EXAMPLE: If there are 50 user licenses among which you have used 25 licenses, rest of the 25 licenses are getting applied automatically by the system from alphabetical order. If any of those licenses are unchecked, then the system will apply to the next available user in alphabetical order. The suggested solution is to use Group Filter to avoid licenses are getting applied automatically by the system from alphabetical order.

NOTE: It’s an expected behavior if you are not using “Group Filter” feature on CAS – SaaS Security.

RESOLUTION:

Group filter can be configured either during onboarding process or editing the policy rules under policy tab.

1. During SaaS Application Onboarding
   1. Once you have activated CAS -SaaS Security on your MySonicwall account, please type in https://cloud.sonicwall.com on your browser and login with your MySonicWall credentials and click CAS – SaaS Security tile and you will be redirected to your CAS tenant, ex: https://abcxyz.sonicwallcloudsec.com.
      
   2. Click Let’s get Started and you will be redirected to SaaS Selection Page.
   3. Click Start for SaaS Application you would like to integrate with SonicWall CAS – SaaS Security.
      
      
      
   4. Select office 365 install mode (recommended install mode: Automatic Mode). Click OK.
      
      
      
   5. Accept terms and condition and click Continue.
      
      
      
   6. Authorize Office365 event monitoring.
      
   7. Choose/type in your Office 365 credentials.
   8. Click Accept.
      
      
      
   9. Authorize Office365 event monitoring.
      
      
      
   10. Select Specific group/s and type in your Office 365 group name.
       
   11. Log back into your CAS - SaaS Security tenant upon receiving onboarding confirmation email from SonicWall for your SaaS Application to verify Active SaaS Applications.
       
       
       
   12. Navigate to Configure | Licenses tab to verify if the licenses assignment.
       
       
       
2. Post Onboarding (Any SaaS Application)
   1. Once you have activated CAS -SaaS Security on your MySonicwall account, please type https://cloud.sonicwall.com in your browser and login with your MySonicWall credentials and click CAS – SaaS Security tile. You will be redirected to your CAS tenant, ex: https://abcxyz.sonicwallcloudsec.com.
      
   2. Navigate to Configuration | Cloud App Security click SaaS Application and then click Configure on which you would like to apply the group filter.
   3. Click Configure group filter under Configure SaaS Application Security.
      
      
      
   4. Select Specific Group/s and enter the name of the Office365 group or distribution list, then click OK.  If the group doesn't exist an error will be displayed.
      
      
      
   5. Navigate to Configuration | Licenses tab to verify the Licenses assignment.
      

NOTE: If a customer does not utilize the Group Filter option, all O365\G Suite users will be brought in as CAS users. CAS licenses will be assigned automatically alphanumerically until the CAS license count is fully utilized. These can be reassigned as necessary by the customer.

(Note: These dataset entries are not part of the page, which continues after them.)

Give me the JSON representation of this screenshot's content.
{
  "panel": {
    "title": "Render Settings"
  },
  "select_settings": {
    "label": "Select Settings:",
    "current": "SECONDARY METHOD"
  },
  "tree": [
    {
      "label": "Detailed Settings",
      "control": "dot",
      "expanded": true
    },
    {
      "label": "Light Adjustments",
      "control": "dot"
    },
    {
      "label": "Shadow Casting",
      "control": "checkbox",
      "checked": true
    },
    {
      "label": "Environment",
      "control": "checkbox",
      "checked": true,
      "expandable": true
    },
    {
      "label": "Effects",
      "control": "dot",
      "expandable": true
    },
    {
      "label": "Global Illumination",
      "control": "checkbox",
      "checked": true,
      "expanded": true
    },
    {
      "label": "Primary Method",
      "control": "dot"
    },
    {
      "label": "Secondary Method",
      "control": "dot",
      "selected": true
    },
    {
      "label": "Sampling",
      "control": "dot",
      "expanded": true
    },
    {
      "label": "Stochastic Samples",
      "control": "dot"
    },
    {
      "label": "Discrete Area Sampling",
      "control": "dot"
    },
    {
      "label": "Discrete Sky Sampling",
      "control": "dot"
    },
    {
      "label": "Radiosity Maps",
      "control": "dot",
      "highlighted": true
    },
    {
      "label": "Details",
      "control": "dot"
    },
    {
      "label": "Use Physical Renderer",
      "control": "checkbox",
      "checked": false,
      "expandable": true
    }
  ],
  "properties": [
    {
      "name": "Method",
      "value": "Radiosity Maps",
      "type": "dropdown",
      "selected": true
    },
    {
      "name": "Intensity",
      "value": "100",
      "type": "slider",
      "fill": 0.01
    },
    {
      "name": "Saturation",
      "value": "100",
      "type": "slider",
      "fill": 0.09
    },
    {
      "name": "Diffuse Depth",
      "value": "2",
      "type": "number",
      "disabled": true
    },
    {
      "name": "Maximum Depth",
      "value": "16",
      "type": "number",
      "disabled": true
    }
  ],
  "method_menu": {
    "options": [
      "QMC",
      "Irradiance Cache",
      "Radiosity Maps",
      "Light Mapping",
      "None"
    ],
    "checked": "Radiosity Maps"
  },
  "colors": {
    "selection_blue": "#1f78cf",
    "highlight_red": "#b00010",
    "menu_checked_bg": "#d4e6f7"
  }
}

Only one Group can be specified in Group Selection at the moment. And If you make any configuration change under Group Filter post onboarding a SaaS application it may take some time to complete depending on size of the group.  User synchronization (add and remove users from the group) will take up to 12 hrs.  Mailbox scan for those newly added/removed users will only take effect after user synchronization is complete.

TIP: When on-boarding O365 or G Suite, always use group filter instead of All Organization.